グノーシス主義ってよくわからない、という人が多いのではないでしょうか。今回はそういう方のためにわかりやすく、グノーシス入門です。



キリスト教の考え方は、わりと楽に理解できます。この世は神が創造して、罪を犯した天使たちが悪魔になり、私たちに悪影響を与えているという思想です。グノーシス主義キリスト教から異端視されてきました。その理由は、グノーシス主義は、この世を創造したのは神ではなく、悪しきもの、悪魔だと考えました。なぜなら、神がこんな悪のはびこるひどい世界をつくるはずがないからです。そのため、この世は悪魔が作ったと考え、私たちは、このひどい世界に、肉体という牢獄に閉じ込められていると考えたのです。グノーシス主義キリスト教と同じで、神が悪に最終的に勝利するということは信じたのですが、この世を創造したのが悪魔だと考えたことで、悪魔を崇拝しているとされ、異端とされたのです。また、グノーシス主義は、神がこの世を創造したとはっきり書かれている旧約聖書を全面的に否定することにもなりました。
グノーシス主義者全員ではないですが、一部の極端な考えを持つ人々は、旧約聖書に登場する、アダムとエバを誘惑した蛇をも、肯定的にとらえました。
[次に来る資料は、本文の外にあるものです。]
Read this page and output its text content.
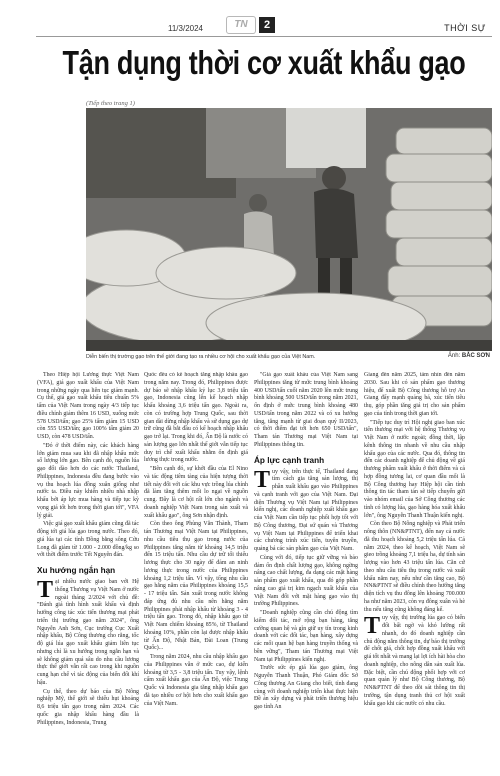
11/3/2024	TN	2	THỜI SỰ
Tận dụng thời cơ xuất khẩu gạo
(Tiếp theo trang 1)
Diễn biến thị trường gạo trên thế giới đang tạo ra nhiều cơ hội cho xuất khẩu gạo của Việt Nam.	Ảnh: BẮC SƠN

Theo Hiệp hội Lương thực Việt Nam (VFA), giá gạo xuất khẩu của Việt Nam trong những ngày qua liên tục giảm mạnh. Cụ thể, giá gạo xuất khẩu tiêu chuẩn 5% tấm của Việt Nam trong ngày 4/3 tiếp tục điều chỉnh giảm thêm 16 USD, xuống mức 578 USD/tấn; gạo 25% tấm giảm 15 USD còn 555 USD/tấn; gạo 100% tấm giảm 20 USD, còn 478 USD/tấn.

"Đó ở thời điểm này, các khách hàng lớn giảm mua sau khi đã nhập khẩu mức số lượng lớn gạo. Bên cạnh đó, nguồn lúa gạo đổi dào hơn do các nước Thailand, Philippines, Indonesia đều đang bước vào vụ thu hoạch lúa đồng xuân giống như nước ta. Điều này khiến nhiều nhà nhập khẩu bởi áp lực mua hàng và tiếp tục kỳ vọng giá tốt hơn trong thời gian tới", VFA lý giải.

Việc giá gạo xuất khẩu giảm cũng đã tác động tới giá lúa gạo trong nước. Theo đó, giá lúa tại các tỉnh Đồng bằng sông Cửu Long đã giảm từ 1.000 - 2.000 đồng/kg so với thời điểm trước Tết Nguyên đán.

Xu hướng ngắn hạn

Tại nhiều nước giao ban với Hệ thống Thương vụ Việt Nam ở nước ngoài tháng 2/2024 với chủ đề: "Đánh giá tình hình xuất khẩu và định hướng công tác xúc tiến thương mại phát triển thị trường gạo năm 2024", ông Nguyễn Anh Sơn, Cục trưởng Cục Xuất nhập khẩu, Bộ Công thương cho rằng, tốc độ giá lúa gạo xuất khẩu giảm liên tục nhưng chỉ là xu hướng trong ngắn hạn và sẽ không giảm quá sâu do nhu cầu lương thực thế giới vẫn rất cao trong khi nguồn cung hạn chế vì tác động của biến đổi khí hậu.

Cụ thể, theo dự báo của Bộ Nông nghiệp Mỹ, thế giới sẽ thiếu hụt khoảng 8,6 triệu tấn gạo trong năm 2024. Các quốc gia nhập khẩu hàng đầu là Philippines, Indonesia, Trung

Quốc đều có kế hoạch tăng nhập khẩu gạo trong năm nay. Trong đó, Philippines được dự báo sẽ nhập khẩu kỷ lục 3,8 triệu tấn gạo, Indonesia cũng lên kế hoạch nhập khẩu khoảng 3,6 triệu tấn gạo. Ngoài ra, còn có trường hợp Trung Quốc, sau thời gian dài dừng nhập khẩu và sử dụng gạo dự trữ cũng đã bắt đầu có kế hoạch nhập khẩu gạo trở lại. Trong khi đó, Ấn Độ là nước có sản lượng gạo lớn nhất thế giới vẫn tiếp tục duy trì chế xuất khẩu nhằm ổn định giá lương thực trong nước.

"Bên cạnh đó, sự khởi đầu của El Nino và tác động tiêm tàng của hiện tượng thời tiết này đối với các khu vực trồng lúa chính đã làm tăng thêm mối lo ngại về nguồn cung. Đây là cơ hội rất lớn cho ngành và doanh nghiệp Việt Nam trong sản xuất và xuất khẩu gạo", ông Sơn nhận định.

Còn theo ông Phùng Văn Thành, Tham tán Thương mại Việt Nam tại Philippines, nhu cầu tiêu thụ gạo trong nước của Philippines tăng năm từ khoảng 14,5 triệu đến 15 triệu tấn. Nhu cầu dự trữ tối thiểu lương thực cho 30 ngày để đảm an ninh lương thực trong nước của Philippines khoảng 1,2 triệu tấn. Vì vậy, tổng nhu cầu gạo hằng năm của Philippines khoảng 15,5 - 17 triệu tấn. Sản xuất trong nước không đáp ứng đủ nhu cầu nên hằng năm Philippines phải nhập khẩu từ khoảng 3 - 4 triệu tấn gạo. Trong đó, nhập khẩu gạo từ Việt Nam chiếm khoảng 85%, từ Thailand khoảng 10%, phần còn lại được nhập khẩu từ Ấn Độ, Nhật Bản, Đài Loan (Trung Quốc)...

Trong năm 2024, nhu cầu nhập khẩu gạo của Philippines vẫn ở mức cao, dự kiến khoảng từ 3,5 - 3,8 triệu tấn. Tuy vậy, lệnh cấm xuất khẩu gạo của Ấn Độ, việc Trung Quốc và Indonesia gia tăng nhập khẩu gạo đã tạo nhiều cơ hội hơn cho xuất khẩu gạo của Việt Nam.

"Giá gạo xuất khẩu của Việt Nam sang Philippines tăng từ mức trung bình khoảng 400 USD/tấn cuối năm 2020 lên mức trung bình khoảng 500 USD/tấn trong năm 2021, ổn định ở mức trung bình khoảng 480 USD/tấn trong năm 2022 và có xu hướng tăng, tăng mạnh từ giai đoạn quý II/2023, có thời điểm đạt tới hơn 650 USD/tấn", Tham tán Thương mại Việt Nam tại Philippines thông tin.

Áp lực cạnh tranh

Tuy vậy, trên thực tế, Thailand đang tìm cách gia tăng sản lượng, thị phần xuất khẩu gạo vào Philippines và cạnh tranh với gạo của Việt Nam. Đại diện Thương vụ Việt Nam tại Philippines kiến nghị, các doanh nghiệp xuất khẩu gạo của Việt Nam cần tiếp tục phối hợp tốt với Bộ Công thương, Đại sứ quán và Thương vụ Việt Nam tại Philippines để triển khai các chương trình xúc tiến, tuyên truyền, quảng bá các sản phẩm gạo của Việt Nam.

Cùng với đó, tiếp tục giữ vững và bảo đảm ổn định chất lượng gạo, không ngừng nâng cao chất lượng, đa dạng các mặt hàng sản phẩm gạo xuất khẩu, qua đó góp phần nâng cao giá trị kim ngạch xuất khẩu của Việt Nam đối với mặt hàng gạo vào thị trường Philippines.

"Doanh nghiệp cũng cần chú động tìm kiếm đối tác, mở rộng bạn hàng, tăng cường quan hệ và gìn giữ uy tín trong kinh doanh với các đối tác, bạn hàng, xây dựng các mối quan hệ bạn hàng truyền thống và bền vững", Tham tán Thương mại Việt Nam tại Philippines kiến nghị.

Trước sức ép giá lúa gạo giảm, ông Nguyễn Thanh Thuận, Phó Giám đốc Sở Công thương An Giang cho biết, tỉnh đang cùng với doanh nghiệp triển khai thực hiện Đề án xây dựng và phát triển thương hiệu gạo tỉnh An

Giang đến năm 2025, tầm nhìn đến năm 2030. Sau khi có sản phẩm gạo thương hiệu, để xuất Bộ Công thương hỗ trợ An Giang đẩy mạnh quảng bá, xúc tiến tiêu thụ, góp phần tăng giá trị cho sản phẩm gạo của tỉnh trong thời gian tới.

"Tiếp tục duy trì Hội nghị giao ban xúc tiến thương mại với hệ thống Thương vụ Việt Nam ở nước ngoài; đồng thời, lập kênh thông tin nhanh về nhu cầu nhập khẩu gạo của các nước. Qua đó, thông tin đến các doanh nghiệp để chủ động về giá thương phẩm xuất khẩu ở thời điểm và cả hợp đồng tương lai, cơ quan đầu mối là Bộ Công thương hay Hiệp hội cần tính thông tin tác tham tán sẽ tiếp chuyển gửi vào nhóm email của Sở Công thương các tỉnh có lượng lúa, gạo hàng hóa xuất khẩu lớn", ông Nguyễn Thanh Thuận kiến nghị.

Còn theo Bộ Nông nghiệp và Phát triển nông thôn (NN&PTNT), đến nay cả nước đã thu hoạch khoảng 5,2 triệu tấn lúa. Cả năm 2024, theo kế hoạch, Việt Nam sẽ gieo trồng khoảng 7,1 triệu ha, dự tính sản lượng vào hơn 43 triệu tấn lúa. Căn cứ theo nhu cầu tiêu thụ trong nước và xuất khẩu năm nay, nếu như cần tăng cao, Bộ NN&PTNT sẽ điều chỉnh theo hướng tăng diện tích vụ thu đông lên khoảng 700.000 ha như năm 2023, còn vụ đông xuân và hè thu nếu tăng cũng không đáng kể.

Tuy vậy, thị trường lúa gạo có biến đổi bất ngờ và khó lường rất nhanh, do đó doanh nghiệp cần chủ động nắm thông tin, dự báo thị trường để chốt giá, chốt hợp đồng xuất khẩu với giá tốt nhất và mang lại lợi ích hài hòa cho doanh nghiệp, cho nông dân sản xuất lúa. Đặc biệt, cần chú động phối hợp với cơ quan quản lý như Bộ Công thương, Bộ NN&PTNT để theo dõi sát thông tin thị trường, tận dụng tranh thủ cơ hội xuất khẩu gạo khi các nước có nhu cầu.
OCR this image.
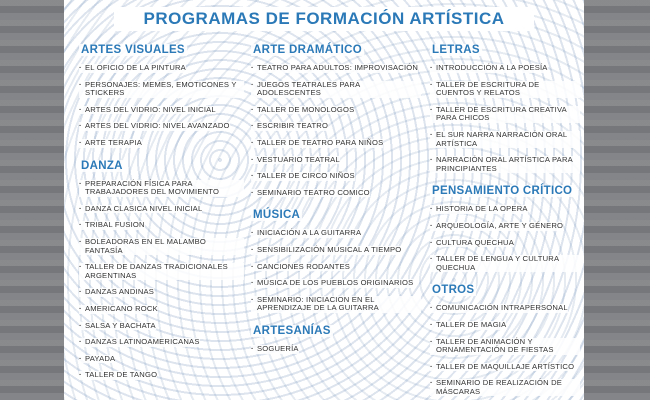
PROGRAMAS DE FORMACIÓN ARTÍSTICA
ARTES VISUALES
· EL OFICIO DE LA PINTURA
· PERSONAJES: MEMES, EMOTICONES Y STICKERS
· ARTES DEL VIDRIO: NIVEL INICIAL
· ARTES DEL VIDRIO: NIVEL AVANZADO
· ARTE TERAPIA
DANZA
· PREPARACIÓN FÍSICA PARA TRABAJADORES DEL MOVIMIENTO
· DANZA CLASICA NIVEL INICIAL
· TRIBAL FUSION
· BOLEADORAS EN EL MALAMBO FANTASÍA
· TALLER DE DANZAS TRADICIONALES ARGENTINAS
· DANZAS ANDINAS
· AMERICANO ROCK
· SALSA Y BACHATA
· DANZAS LATINOAMERICANAS
· PAYADA
· TALLER DE TANGO
ARTE DRAMÁTICO
· TEATRO PARA ADULTOS: IMPROVISACIÓN
· JUEGOS TEATRALES PARA ADOLESCENTES
· TALLER DE MONOLOGOS
· ESCRIBIR TEATRO
· TALLER DE TEATRO PARA NIÑOS
· VESTUARIO TEATRAL
· TALLER DE CIRCO NIÑOS
· SEMINARIO TEATRO COMICO
MÚSICA
· INICIACIÓN A LA GUITARRA
· SENSIBILIZACIÓN MUSICAL A TIEMPO
· CANCIONES RODANTES
· MÚSICA DE LOS PUEBLOS ORIGINARIOS
· SEMINARIO: INICIACION EN EL APRENDIZAJE DE LA GUITARRA
ARTESANÍAS
· SOGUERÍA
LETRAS
· INTRODUCCIÓN A LA POESÍA
· TALLER DE ESCRITURA DE CUENTOS Y RELATOS
· TALLER DE ESCRITURA CREATIVA PARA CHICOS
· EL SUR NARRA NARRACIÓN ORAL ARTÍSTICA
· NARRACIÓN ORAL ARTÍSTICA PARA PRINCIPIANTES
PENSAMIENTO CRÍTICO
· HISTORIA DE LA OPERA
· ARQUEOLOGÍA, ARTE Y GÉNERO
· CULTURA QUECHUA
· TALLER DE LENGUA Y CULTURA QUECHUA
OTROS
· COMUNICACIÓN INTRAPERSONAL
· TALLER DE MAGIA
· TALLER DE ANIMACIÓN Y ORNAMENTACIÓN DE FIESTAS
· TALLER DE MAQUILLAJE ARTÍSTICO
· SEMINARIO DE REALIZACIÓN DE MÁSCARAS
なぜなら、グノーシス主義では世界を作ったのは悪魔だと考えるのですから、真の知識を教えようとした蛇は、グノーシスを示したことになり、私たちに知識を与える最初の象徴になったのです。


グノーシス主義者が考える「救い」とは、この肉体の牢獄から魂を解放すること、真の神に近づくことです。キリストが現れたのは、そのことを私たちに「教える」ためにほかならなかったのです。
グノーシス主義の「知識」を重要視する考え方はキリスト教にたいへんな影響をあたえてきました。グノーシス主義キリスト教を誘惑する蛇と言えるかもしれません。